Constant support This was a tough time for Lucy’s three children, who underwent manifold emotional excursions in these trying moments. They wondered at spike in visitors to their home. They’d been told their mother was sick, but couldn’t quite relate with the sickness. Lucy requested help from a friend who broke down the news to her children, while assuring them that mum would be okay. She recalls the news was particularly devastating to her daughter.

Now a fully recovered and ebullient cancer survivor, Lucy recounts her journey through the malaise with appreciation for galaxy of magnanimous supporters who held her hand through the predicament.

Right from the benevolent stranger who took her time to comfort Lucy in her low moments at the gate, to her circle of friends that helped her raise money for biopsy, her relatives, her husband and children, and neighbours, some of who would do her laundry, look after her children and even provided foodstuff and paid house rent in the bleak moments. There was even a matatu crew that would wait for her early in the morning on the days she went for treatment. And of tremendous importance to her journey, have been the healthcare providers who handled her condition.

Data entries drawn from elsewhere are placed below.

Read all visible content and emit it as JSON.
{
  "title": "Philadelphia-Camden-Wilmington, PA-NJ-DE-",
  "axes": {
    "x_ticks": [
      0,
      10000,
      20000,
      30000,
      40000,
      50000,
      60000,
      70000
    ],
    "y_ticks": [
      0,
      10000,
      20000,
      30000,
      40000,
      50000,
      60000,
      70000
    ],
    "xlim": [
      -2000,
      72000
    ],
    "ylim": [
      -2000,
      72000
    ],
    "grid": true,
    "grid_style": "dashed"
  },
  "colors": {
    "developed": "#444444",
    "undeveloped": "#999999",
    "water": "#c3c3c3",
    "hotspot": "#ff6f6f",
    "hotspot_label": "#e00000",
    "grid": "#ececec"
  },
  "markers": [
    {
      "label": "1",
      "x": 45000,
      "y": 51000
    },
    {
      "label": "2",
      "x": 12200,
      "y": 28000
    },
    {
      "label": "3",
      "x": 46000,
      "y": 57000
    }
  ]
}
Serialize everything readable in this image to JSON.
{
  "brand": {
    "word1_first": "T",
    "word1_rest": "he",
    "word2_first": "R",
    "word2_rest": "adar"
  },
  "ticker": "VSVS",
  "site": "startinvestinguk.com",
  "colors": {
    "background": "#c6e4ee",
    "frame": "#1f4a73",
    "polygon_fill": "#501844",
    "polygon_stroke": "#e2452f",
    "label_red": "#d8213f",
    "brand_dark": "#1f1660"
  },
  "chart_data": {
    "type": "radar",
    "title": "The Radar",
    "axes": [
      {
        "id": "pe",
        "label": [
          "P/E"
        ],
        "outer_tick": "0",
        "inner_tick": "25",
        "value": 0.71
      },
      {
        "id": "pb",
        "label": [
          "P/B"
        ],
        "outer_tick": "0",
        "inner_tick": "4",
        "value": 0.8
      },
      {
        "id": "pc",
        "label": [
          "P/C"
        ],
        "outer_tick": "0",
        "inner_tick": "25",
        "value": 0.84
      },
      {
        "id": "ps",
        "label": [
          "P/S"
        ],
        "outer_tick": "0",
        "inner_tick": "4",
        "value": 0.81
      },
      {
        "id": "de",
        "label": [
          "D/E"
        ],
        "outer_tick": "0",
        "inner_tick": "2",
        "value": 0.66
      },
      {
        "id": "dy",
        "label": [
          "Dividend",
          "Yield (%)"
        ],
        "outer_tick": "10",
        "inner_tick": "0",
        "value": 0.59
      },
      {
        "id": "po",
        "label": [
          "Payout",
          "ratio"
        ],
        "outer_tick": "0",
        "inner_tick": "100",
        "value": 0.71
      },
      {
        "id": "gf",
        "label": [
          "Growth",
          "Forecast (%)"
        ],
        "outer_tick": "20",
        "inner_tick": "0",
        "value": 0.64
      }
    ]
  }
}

“There are people you can’t even pay,” Lucy says. “I got a lot of help from neighbours and friends and even strangers.”

Her journey encapsulates the importance of a support network in the healing process of a breast cancer patient. As the world celebrates the Breast Cancer Awareness month, a call is made upon everyone to lend a helping hand and a supportive shoulder for those caught up in the throes of this exacting malady, a malady that deals long-lasting blows on the purses and hearts of hundreds of households it afflicts.